Hammond Chad, Thomas Roanne, Gifford Wendy, Poudrier Jennifer, Hamilton Ryan, Brooks Carolyn, Morrison Tricia, Scott Tracy, Warner Doris
School of Rehabilitation Sciences, University of Ottawa, Ottawa, ON, Canada.
School of Nursing, University of Ottawa, Ottawa, ON, Canada.
Psychooncology. 2017 Feb;26(2):191-198. doi: 10.1002/pon.4335. Epub 2017 Jan 16.
First Nations people with cancer in Canada confront several critical inequities in physical and psychosocial domains. First Nations women are at a particular disadvantage as they are disproportionately affected by social determinants of health, but how they navigate these challenges within their communities is poorly understood.
Our study explores survivorship experiences of First Nations women with cancer and their caregivers. Drawing from a larger data set on survivorship, we identify several major barriers to cancer communication and support in First Nations communities.
Our team conducted a participatory, arts-based study using several data collection methods (interviews, sharing sessions, photovoice, and other creative activities) with 43 participants (24 cancer survivors and 19 caregivers) from four First Nations communities in Canada.

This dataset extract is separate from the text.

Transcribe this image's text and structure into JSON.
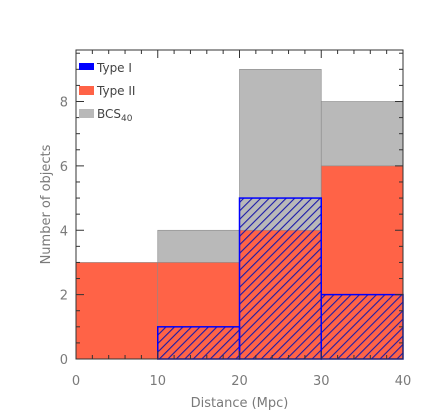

Two major themes have emerged out of our data analyses: (1) suffering without support leads to cycles of silence and (2) community-based supports can disrupt these cycles. We identified several social, historical, and institutional barriers to speaking about cancer and finding/providing support; however, communities met the challenge of silence through voluntary and unsolicited provision of support.
Widespread silence around cancer reflects both the limited access First Nations people have to formal, supportive programs and services, as well as the creative ways they provide emotional, social, and financial support within their informal networks. Beyond the support of their communities, they also required institutional provision of care that is culturally safe, addressing the colonial impacts on cancer communication and the disproportionate burdens of disease in First Nations communities.
加拿大的原住民癌症患者在身体和心理社会领域面临着一些严重的不平等问题。原住民女性处于特别不利的地位,因为她们受到健康的社会决定因素的影响尤为严重,但人们对她们如何在自己的社区中应对这些挑战却知之甚少。
我们的研究探讨了原住民癌症女性患者及其照顾者的生存经历。基于一个关于生存的更大数据集,我们确定了原住民社区中癌症沟通和支持的几个主要障碍。
我们的团队开展了一项基于艺术的参与式研究,使用了多种数据收集方法(访谈、分享会、照片声音法以及其他创意活动),对来自加拿大四个原住民社区的43名参与者(24名癌症幸存者和19名照顾者)进行了研究。
通过数据分析得出了两个主要主题:(1)缺乏支持的痛苦导致沉默的循环,(2)基于社区的支持可以打破这些循环。我们确定了在谈论癌症以及寻找/提供支持方面存在的几个社会、历史和制度障碍;然而,社区通过自愿和主动提供支持应对了沉默的挑战。
围绕癌症的普遍沉默既反映了原住民获得正规支持项目和服务的机会有限,也反映了他们在非正式网络中提供情感、社会和经济支持的创造性方式。除了社区的支持外,他们还需要机构提供具有文化安全性的护理,解决殖民主义对癌症沟通的影响以及原住民社区中疾病负担过重的问题。